Und dann hört er wieder Gottes Stimme in sich: „Abraham, kannst du die Sterne zählen?“ Der schüttelt nur stumm den Kopf. „Abraham, ihr werdet einen Sohn bekommen, der wird heiraten und wieder Kinder haben und die auch wieder, immer mehr und immer weiter. Das alles werden eure Nachkommen sein. Und es werden so viele werden, wie die Sterne am Himmel!“

Abraham kann seinen Blick nicht lösen von den unzähligen Sternen da oben. „Ja“, sagt er, „du Gott hast den Himmel geschaffen mit den unzähligen Sternen. Und du kannst uns auch ein Kind schenken und ihm wieder Kinder und immer so weiter. Danke, Gott, für dieses Zeichen!“ Und so weit der Sternenhimmel von Abraham weg ist, so weit geht sein Blick nun in die Zukunft mit unzähligen Menschen, die alle zu seiner Familie gehören werden. „Danke, Gott“, sagt Abraham wieder. „So unendlich weit der Sternenhimmel ist, so groß ist deine Fürsorge für uns!“ Nun ist es Abraham viel leichter ums Herz. Er geht wieder hinein ins Zelt, legt sich leise auf seine Schlafmatte. Und er kann gut schlafen, bis zum Morgen.

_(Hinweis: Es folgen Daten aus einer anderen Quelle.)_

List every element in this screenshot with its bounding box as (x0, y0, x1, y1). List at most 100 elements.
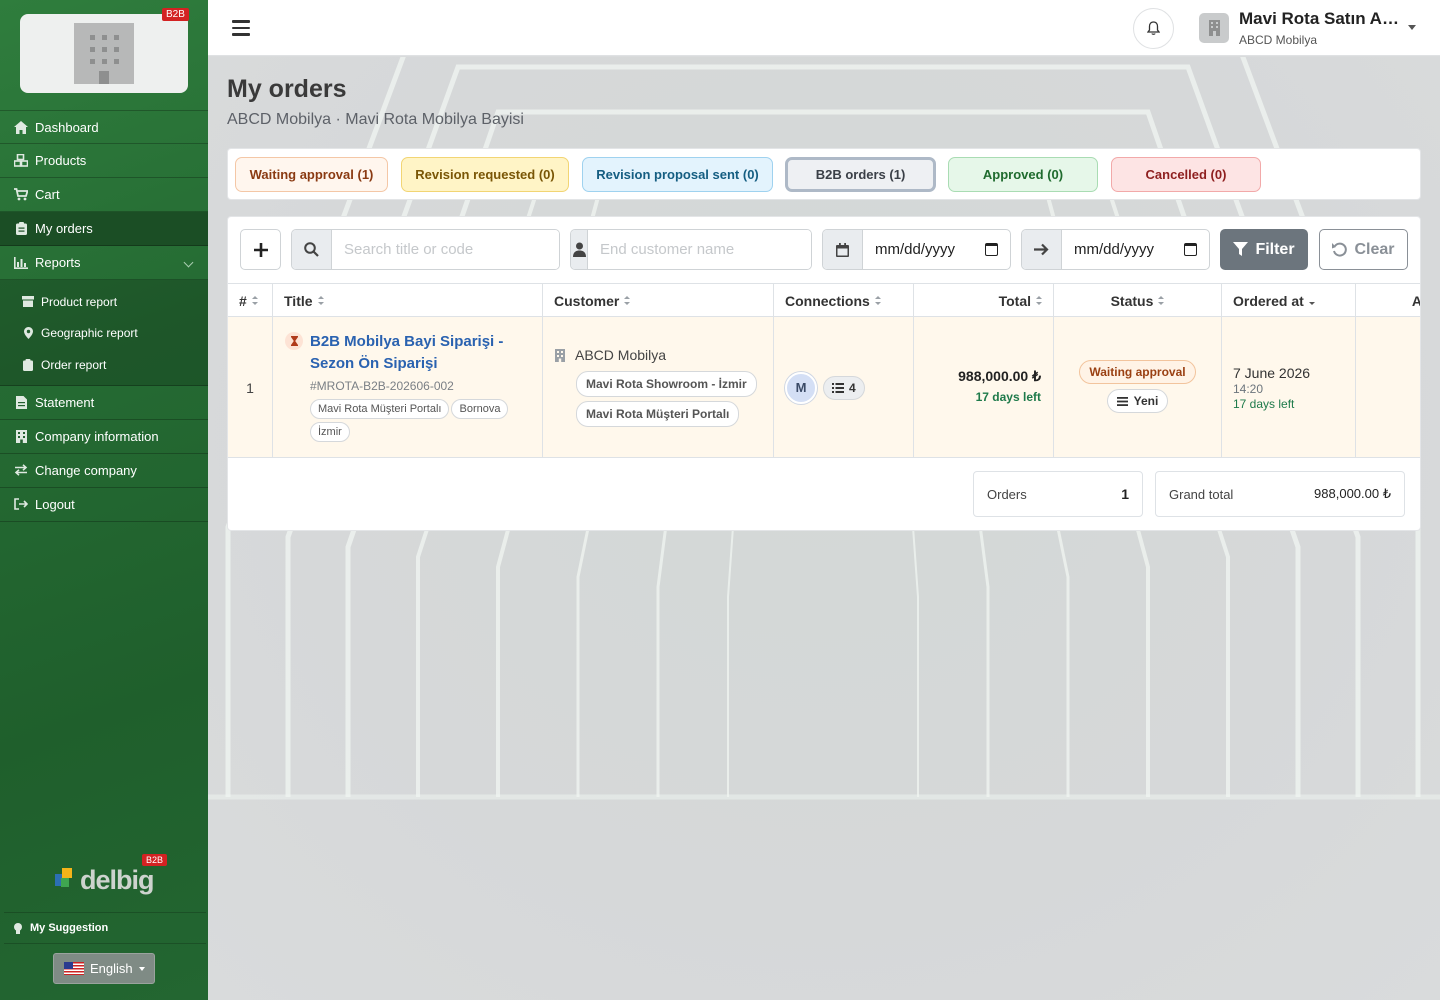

Als er wieder aufwacht, ist es heller Tag. Die Sterne sind alle verschwunden. Aber das Bild vom nächtlichen Sternenhimmel und die Worte von Gott, die er gehört hat, sind noch ganz lebendig in ihm. Und er freut sich darauf, dass er Sara nun gleich von seinem Erlebnis in dieser Nacht erzählen kann.

 

Gesprächsanregungen

  • Was und wie hat Abraham wohl seiner Frau Sara von seinem nächtlichen Erlebnis erzählt?
  • In der Nacht können Sorgen manchmal schwer wie Stein werden. Kannst du dir vorstellen, was Abraham da so bedrängt hat?
  • Als Abraham den Sternenhimmel sah, wurde ihm ganz sonderbar zumute. Wenn Sara neben ihm gestanden wäre, was hätte er ihr dann wohl gesagt?
  • Mit den Worten von Gott sah Abraham den Sternenhimmel nochmal ganz anders als vorher. Was war für ihn jetzt anders?
  • Lange Zeit nach Abraham ist aus Abrahams und Saras Enkeln, Urenkeln usw. wirklich ein Volk entstanden. Auch da erzählten sich die Mitglieder dieses jüdischen Volks gerne diese Geschichte. Warum wohl?
  • Auch in unserer Zeit denken viele Menschen gerne an Abraham und Sara als die Begründer einer großen Gemeinschaft, zu der sie alle gehören: Juden, Christen und Muslime. Was könnte für uns wohl der Himmel mit seinen unzähligen Sternen bedeuten?
  • Was könnte der Sternenhimmel wohl für das Zusammenleben aller Menschen bedeuten?